Combined Finding of Left Ventricular Non-Compaction and Dilated Cardiomyopathy
Left ventricular non-compaction (LVNC) or spongy left ventricular (LV) myocardium is a disorder of endomyocardial morphogenesis that results in multiple trabeculations in the LV myocardium. Numerous, excessively prominent LV trabeculae and deep intertrabecular recesses together create a spongiform appearance. According to current literature, LVNC in adults is rare, although associated with a poor prognosis. Several studies have reported on highly symptomatic cases with a high incidence of ventricular arrhythmia and progressive heart failure.
Recent evidences suggest an overlap between LVNC and idiopathic dilated cardiomyopathy (IDC) We report the case of a 30-year-old man, referred for dyspnoea since a couple of years. He was a smoker, obese, without history of heart disease; he was receiving drug therapy with bisoprolol, enalapril, simvastatin and diuretics. Arterial blood pressure at admission was 100/80 mmHg, and physical examination was unremarkable. Resting ECG showed sinus rhythm (66 bpm) and diffuse negative T waves. Chest radiography showed no sign of pulmonary congestion, with an enlarged cardiac transverse diameter. Cholesterol, troponin and creatinine levels were normal. Echocardiography showed a severe systolic dysfunction (25% LV ejection fraction). Coronary angiography was not able to show any sign of significant coronary atherosclerosis, with no need of coronary angioplasty. At LV angiography, enlarged diameters and severe hypokinesis were detectable; diffuse irregular trabecles were also detectable in LV angiogram, mimicking features typical of spongy LV myocardium.
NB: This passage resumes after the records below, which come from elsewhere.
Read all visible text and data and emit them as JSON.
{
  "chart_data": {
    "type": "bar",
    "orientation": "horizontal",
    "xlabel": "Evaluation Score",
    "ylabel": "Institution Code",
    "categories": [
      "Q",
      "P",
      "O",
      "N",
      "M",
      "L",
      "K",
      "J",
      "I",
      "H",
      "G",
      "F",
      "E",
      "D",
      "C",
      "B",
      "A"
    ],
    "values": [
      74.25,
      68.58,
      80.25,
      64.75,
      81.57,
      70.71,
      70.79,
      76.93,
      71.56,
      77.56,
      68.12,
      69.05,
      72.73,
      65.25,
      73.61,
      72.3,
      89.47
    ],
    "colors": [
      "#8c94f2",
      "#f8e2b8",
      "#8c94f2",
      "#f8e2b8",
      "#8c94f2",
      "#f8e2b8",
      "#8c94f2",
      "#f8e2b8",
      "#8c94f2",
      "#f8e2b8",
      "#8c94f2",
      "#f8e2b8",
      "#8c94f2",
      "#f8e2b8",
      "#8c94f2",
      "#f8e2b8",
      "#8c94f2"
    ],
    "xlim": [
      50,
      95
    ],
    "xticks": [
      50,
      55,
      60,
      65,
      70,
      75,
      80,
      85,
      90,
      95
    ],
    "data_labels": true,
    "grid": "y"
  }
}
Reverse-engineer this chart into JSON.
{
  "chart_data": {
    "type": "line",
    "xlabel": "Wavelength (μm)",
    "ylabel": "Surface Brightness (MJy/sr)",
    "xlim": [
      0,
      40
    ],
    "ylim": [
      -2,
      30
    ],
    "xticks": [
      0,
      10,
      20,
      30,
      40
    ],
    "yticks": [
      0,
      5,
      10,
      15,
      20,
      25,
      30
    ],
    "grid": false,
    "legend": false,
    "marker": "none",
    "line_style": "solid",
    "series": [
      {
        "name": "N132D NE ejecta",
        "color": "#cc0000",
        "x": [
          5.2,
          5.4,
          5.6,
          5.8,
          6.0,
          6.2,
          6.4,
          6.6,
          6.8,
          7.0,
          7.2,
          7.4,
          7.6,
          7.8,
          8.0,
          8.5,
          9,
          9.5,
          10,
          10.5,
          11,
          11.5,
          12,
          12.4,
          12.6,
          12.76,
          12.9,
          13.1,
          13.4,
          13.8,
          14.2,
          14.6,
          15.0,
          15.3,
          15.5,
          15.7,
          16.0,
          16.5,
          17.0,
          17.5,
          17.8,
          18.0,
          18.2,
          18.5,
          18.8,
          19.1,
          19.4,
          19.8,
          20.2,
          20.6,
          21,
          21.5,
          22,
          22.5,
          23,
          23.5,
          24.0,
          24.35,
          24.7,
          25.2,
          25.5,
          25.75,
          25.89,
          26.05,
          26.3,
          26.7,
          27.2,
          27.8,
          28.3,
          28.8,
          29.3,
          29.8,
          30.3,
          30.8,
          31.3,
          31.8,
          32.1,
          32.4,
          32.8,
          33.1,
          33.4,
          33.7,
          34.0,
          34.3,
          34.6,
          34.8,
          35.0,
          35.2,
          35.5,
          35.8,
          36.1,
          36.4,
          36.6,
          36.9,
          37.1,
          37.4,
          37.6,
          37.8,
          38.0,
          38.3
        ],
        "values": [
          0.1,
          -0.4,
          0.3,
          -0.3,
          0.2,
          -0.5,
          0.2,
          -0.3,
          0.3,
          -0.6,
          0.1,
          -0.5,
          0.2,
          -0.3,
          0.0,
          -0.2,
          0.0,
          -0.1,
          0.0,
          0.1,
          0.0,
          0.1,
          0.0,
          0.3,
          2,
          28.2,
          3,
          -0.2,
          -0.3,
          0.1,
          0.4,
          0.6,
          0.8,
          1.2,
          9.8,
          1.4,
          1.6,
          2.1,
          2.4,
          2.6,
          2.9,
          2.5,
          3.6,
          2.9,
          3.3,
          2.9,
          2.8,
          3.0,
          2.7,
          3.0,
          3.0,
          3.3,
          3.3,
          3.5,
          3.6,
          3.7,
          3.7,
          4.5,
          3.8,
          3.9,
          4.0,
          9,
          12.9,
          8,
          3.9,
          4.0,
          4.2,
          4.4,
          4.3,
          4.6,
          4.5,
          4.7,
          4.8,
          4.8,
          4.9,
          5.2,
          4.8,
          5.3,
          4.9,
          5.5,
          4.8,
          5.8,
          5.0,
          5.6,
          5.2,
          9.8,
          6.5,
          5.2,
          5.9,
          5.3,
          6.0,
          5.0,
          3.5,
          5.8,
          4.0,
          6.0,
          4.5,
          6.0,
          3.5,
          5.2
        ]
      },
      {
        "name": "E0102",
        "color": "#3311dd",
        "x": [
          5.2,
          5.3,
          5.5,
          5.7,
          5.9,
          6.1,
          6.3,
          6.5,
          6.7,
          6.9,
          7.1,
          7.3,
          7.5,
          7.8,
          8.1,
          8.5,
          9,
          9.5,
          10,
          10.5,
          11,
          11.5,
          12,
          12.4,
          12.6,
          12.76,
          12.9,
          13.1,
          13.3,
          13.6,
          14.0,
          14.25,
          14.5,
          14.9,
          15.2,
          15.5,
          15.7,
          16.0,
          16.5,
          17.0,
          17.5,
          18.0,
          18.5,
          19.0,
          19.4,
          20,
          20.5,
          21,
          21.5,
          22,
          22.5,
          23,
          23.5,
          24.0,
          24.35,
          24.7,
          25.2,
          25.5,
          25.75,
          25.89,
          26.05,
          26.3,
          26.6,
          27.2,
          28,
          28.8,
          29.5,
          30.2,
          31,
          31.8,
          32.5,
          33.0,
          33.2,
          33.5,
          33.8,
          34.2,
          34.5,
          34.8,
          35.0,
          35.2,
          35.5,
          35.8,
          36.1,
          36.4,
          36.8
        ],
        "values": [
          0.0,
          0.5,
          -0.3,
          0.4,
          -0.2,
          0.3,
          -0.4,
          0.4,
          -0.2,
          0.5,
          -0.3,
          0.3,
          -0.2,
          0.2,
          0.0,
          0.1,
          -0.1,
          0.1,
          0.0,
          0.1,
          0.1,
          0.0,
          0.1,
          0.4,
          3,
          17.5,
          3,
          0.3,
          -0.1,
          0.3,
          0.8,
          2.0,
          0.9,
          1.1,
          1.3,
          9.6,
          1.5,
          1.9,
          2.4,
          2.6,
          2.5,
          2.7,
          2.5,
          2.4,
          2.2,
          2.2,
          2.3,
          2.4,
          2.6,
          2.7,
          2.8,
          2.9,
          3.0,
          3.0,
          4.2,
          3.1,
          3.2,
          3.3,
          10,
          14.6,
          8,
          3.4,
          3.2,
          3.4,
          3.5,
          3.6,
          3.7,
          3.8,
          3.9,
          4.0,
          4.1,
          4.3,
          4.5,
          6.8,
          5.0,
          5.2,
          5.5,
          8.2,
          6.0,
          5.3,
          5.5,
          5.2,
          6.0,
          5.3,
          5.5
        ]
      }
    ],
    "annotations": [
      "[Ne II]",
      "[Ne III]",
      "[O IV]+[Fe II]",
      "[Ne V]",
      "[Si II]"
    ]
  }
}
New York Heart Association class was I-II at discharge; 6-month follow up was uneventful and apical hypertrophic cardiomyopathy.
To our knowledge, this is one of the first cases reporting LV angiography images showing the concomitant finding of IDC and LV spongy myocardium in a young man. LVNC is believed to be the result of an arrest in endocardial morphogenesis. Severity ranges from moderately abnormal ventricular trabeculations in association with normal LV function to profoundly abnormal, loosely compacted trabeculations in association with poor LV function. Clinical manifestations of LVNC are symptoms associated with depressed LV systolic function, ventricular arrhythmias, and systemic embolization.